The big fish (experts exchange etc...) are big enough to be caught manually. Programatically they can crawl with a typical browser user agent, from a netblock not registered to google nor announced by their ASes. They'd need to account for the dynamic nature of sites to determine if the difference between different crawls is a sign of trouble, but as luck have it they're already in the business of algorithms and archiving websites.
I'm sure they'd do it algorithmically both for elegance and legal liability reasons. It'd be done in an identical fashion to the Panda update. Use the big fish to identify techniques you can build rules around and then make sure your arbitrary penalty doesn't affect too many innocents too much before you push it live.
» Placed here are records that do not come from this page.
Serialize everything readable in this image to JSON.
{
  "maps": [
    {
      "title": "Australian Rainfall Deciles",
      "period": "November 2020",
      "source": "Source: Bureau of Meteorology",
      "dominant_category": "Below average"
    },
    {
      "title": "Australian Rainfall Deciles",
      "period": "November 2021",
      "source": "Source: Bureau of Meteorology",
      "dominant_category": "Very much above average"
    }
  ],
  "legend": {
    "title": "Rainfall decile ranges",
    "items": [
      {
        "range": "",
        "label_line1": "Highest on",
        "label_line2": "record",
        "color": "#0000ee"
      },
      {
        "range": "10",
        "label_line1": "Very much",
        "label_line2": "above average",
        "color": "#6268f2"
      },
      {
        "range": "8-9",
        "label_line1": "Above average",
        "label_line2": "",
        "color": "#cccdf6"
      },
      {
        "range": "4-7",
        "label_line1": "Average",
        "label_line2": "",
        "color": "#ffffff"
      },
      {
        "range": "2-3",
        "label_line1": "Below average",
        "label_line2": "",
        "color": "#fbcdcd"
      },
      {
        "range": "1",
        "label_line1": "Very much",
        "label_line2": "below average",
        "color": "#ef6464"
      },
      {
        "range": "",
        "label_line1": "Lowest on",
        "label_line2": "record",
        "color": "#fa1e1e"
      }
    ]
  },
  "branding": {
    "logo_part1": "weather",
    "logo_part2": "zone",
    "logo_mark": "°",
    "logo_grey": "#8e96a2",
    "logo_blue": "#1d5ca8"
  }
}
Well, I did my part in reporting quora. I wish there were a way to track the progress of this report. The process makes me feel as if the message was lost in the ether
If it's simply divs masking the content there must be a way to load the page on an iOS emulation, screencap the entire length of the page, and compare the amount of "content" in the source to what shows up in the screencap.
I'm not saying it's worth the trouble for Google. Quora is probably the worst example of this bullshit. But it's certainly possible to automatically catch devilry like this, isn't it?